Now, mind you, I was already liberal and progressive, including in my knowledge/ideas of sexual desire. Prudishness was in no way a driver of my response. But I was also a feminist. I was indignant that some man who had never spoken with me could nevertheless feel so empowered and entitled as to approach me in my workplace. I contacted the meeting house with my complaint, only to learn that I was merely the latest in a queue of them. The others, however, were white women of the meeting.

White supremacy can serve as cover and opportunity for male supremacy. In this case, the white male leadership of the meeting didn’t want to turn out a Black man. They didn’t have many Blacks in their membership, despite their history of “good works”; turning him out would mean one less.
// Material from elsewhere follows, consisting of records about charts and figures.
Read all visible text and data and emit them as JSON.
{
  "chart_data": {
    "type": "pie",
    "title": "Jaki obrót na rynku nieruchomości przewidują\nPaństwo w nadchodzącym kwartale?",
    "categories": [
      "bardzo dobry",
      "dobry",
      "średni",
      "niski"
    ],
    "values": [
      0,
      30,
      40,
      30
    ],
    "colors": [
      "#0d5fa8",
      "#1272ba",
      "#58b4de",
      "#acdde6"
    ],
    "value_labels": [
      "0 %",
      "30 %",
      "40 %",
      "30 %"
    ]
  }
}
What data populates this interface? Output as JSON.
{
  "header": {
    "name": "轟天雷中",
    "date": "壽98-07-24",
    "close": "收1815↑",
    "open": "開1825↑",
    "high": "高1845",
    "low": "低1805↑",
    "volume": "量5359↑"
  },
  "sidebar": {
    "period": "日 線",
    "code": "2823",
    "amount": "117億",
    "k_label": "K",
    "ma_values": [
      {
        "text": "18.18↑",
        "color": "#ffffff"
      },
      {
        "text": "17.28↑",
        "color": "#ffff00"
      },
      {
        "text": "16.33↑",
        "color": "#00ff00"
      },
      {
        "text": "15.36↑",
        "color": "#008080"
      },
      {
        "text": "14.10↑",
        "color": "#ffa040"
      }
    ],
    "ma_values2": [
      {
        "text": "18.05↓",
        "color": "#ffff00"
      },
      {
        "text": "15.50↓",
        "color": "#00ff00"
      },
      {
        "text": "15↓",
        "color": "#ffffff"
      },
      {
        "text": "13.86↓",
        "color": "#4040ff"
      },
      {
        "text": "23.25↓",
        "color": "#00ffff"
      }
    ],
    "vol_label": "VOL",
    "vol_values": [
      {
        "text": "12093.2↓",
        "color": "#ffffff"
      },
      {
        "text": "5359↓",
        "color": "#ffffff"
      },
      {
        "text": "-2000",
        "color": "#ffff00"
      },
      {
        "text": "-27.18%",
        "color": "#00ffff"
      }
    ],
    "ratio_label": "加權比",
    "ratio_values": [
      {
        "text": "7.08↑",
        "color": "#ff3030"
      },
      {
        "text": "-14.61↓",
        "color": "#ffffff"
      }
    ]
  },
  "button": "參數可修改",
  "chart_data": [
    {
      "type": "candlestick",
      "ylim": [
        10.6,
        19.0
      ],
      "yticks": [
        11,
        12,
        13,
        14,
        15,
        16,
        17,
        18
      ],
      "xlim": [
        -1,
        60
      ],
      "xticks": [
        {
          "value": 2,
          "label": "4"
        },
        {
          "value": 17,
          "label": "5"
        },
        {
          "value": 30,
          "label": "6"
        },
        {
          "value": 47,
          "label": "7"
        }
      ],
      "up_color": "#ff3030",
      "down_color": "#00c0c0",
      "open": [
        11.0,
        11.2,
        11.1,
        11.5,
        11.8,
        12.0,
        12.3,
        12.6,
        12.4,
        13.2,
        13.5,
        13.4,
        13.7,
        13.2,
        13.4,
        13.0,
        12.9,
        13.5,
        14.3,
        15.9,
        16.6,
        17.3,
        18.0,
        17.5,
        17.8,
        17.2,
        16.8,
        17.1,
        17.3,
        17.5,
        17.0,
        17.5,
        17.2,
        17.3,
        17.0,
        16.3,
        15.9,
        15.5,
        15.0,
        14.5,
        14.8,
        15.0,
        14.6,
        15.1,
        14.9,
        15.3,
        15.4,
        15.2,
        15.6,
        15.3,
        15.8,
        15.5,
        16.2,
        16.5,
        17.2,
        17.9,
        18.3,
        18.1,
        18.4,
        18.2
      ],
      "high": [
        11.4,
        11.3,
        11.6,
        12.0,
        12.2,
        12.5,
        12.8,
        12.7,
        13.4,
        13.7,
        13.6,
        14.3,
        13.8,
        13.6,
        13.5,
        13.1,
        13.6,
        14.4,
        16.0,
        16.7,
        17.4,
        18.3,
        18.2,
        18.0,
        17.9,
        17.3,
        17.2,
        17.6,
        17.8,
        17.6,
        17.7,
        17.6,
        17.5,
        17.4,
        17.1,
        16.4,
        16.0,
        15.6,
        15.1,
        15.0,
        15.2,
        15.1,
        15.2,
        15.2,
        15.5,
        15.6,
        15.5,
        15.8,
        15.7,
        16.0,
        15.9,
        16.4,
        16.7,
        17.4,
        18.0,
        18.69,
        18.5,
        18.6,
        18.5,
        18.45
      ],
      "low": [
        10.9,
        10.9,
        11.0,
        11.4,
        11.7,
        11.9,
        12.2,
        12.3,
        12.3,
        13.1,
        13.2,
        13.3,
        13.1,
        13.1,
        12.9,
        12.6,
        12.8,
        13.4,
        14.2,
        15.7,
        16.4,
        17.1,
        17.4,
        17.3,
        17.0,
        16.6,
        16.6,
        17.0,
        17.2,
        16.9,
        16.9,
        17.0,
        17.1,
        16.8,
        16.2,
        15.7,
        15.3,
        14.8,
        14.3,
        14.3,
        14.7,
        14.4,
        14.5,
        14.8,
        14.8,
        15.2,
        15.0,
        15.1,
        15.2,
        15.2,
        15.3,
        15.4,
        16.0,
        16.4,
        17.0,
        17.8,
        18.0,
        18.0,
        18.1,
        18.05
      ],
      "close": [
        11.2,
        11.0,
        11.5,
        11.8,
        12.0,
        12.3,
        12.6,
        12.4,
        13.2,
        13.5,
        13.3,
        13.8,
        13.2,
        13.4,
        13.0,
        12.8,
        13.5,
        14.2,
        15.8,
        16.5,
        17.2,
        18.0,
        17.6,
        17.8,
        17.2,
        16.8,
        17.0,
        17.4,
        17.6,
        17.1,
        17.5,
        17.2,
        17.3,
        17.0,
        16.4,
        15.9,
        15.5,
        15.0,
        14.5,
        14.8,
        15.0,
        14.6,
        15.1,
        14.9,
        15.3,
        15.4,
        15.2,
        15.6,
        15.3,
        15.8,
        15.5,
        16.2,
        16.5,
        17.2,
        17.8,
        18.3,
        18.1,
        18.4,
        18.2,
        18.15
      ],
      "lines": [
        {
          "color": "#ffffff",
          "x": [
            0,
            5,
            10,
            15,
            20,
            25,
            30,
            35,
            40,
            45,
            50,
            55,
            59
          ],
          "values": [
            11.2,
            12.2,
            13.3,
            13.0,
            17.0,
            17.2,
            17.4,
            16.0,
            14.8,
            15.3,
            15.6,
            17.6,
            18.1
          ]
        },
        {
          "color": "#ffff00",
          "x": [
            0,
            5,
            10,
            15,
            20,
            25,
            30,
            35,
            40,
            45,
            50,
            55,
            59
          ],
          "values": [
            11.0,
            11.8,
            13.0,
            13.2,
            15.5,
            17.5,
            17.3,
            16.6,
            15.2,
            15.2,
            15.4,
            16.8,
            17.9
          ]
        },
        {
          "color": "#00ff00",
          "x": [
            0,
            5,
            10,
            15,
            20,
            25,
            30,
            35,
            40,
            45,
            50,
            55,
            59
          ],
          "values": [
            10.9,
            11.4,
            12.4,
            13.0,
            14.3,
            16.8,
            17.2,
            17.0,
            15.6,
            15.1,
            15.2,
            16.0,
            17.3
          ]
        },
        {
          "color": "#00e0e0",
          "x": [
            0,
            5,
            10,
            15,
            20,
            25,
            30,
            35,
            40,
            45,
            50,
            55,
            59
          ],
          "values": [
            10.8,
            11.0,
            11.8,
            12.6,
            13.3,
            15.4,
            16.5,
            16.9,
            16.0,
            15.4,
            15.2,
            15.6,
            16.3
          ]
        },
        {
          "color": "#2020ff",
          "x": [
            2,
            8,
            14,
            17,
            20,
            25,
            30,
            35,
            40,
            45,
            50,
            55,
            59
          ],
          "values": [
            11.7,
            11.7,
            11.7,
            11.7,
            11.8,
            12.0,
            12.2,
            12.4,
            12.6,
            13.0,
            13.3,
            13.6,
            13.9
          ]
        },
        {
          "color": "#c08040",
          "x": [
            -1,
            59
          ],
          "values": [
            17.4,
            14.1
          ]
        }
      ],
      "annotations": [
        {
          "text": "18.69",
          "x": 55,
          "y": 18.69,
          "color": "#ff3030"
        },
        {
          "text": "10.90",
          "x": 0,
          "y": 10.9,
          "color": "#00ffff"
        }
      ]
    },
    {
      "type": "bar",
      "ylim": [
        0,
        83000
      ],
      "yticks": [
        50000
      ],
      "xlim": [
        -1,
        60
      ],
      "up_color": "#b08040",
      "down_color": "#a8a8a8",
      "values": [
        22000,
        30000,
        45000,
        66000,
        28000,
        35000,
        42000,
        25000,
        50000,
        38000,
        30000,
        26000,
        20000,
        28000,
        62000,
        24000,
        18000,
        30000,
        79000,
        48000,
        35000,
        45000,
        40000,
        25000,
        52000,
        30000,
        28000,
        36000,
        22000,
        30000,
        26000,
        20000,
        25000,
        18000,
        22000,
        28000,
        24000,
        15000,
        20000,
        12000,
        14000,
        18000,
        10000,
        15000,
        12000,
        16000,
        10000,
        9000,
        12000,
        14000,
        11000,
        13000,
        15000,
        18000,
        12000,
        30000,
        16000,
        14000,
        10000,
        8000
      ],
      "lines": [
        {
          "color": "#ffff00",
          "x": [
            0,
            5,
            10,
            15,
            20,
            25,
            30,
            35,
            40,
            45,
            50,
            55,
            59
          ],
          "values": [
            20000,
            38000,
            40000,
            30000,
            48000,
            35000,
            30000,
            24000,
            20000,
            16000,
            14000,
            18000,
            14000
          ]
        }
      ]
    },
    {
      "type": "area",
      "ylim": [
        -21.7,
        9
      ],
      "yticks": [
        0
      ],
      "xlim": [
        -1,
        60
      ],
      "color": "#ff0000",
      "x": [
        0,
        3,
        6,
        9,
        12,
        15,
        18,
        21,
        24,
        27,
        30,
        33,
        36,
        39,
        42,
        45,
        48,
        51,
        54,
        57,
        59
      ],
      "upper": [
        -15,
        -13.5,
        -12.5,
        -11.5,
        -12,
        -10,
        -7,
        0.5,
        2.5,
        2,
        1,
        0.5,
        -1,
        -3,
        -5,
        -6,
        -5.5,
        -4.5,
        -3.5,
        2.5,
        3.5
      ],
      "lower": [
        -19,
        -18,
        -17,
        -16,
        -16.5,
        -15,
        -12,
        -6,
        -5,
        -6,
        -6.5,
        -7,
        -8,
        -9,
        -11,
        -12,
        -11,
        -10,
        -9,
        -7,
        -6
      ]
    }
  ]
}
So instead, over the objections of the targeted women – white and Black – the white male leadership closed ranks around him. He could stay.  Any white woman of the meeting was thus sacrificed on the pillar of their good white liberalism. They could choose to leave (and many did) because the meeting wasn’t going to confront this Black man with his inappropriate and absolutely unacceptable behavior.

We live in a new time. His handwritten letter made its way through the U.S. postal service to the Peace Center mailbox in the mid 1990s. Email was not yet the preferred mode of personal communication. FetLife, the premier global social networking site for the fetish and kink community, wouldn’t even be launched until 2008, more than a decade later. And the World Wide Web wouldn’t become the preferred safe haven for predators until much later. 

And no kink shaming. I have no issues with people who want to enslave themselves, to submit or supplicate themselves at the feet of a big-m Mistress. But there are times and spaces for that. Maybe today, post #metoo awareness, the meeting would approach the situation differently, not giving him carte blanche to explore his kink at the expense of the women he invited to dominate him. Hopefully he found his times and space, and stopped using his religious community as his personal fetish shopping ground.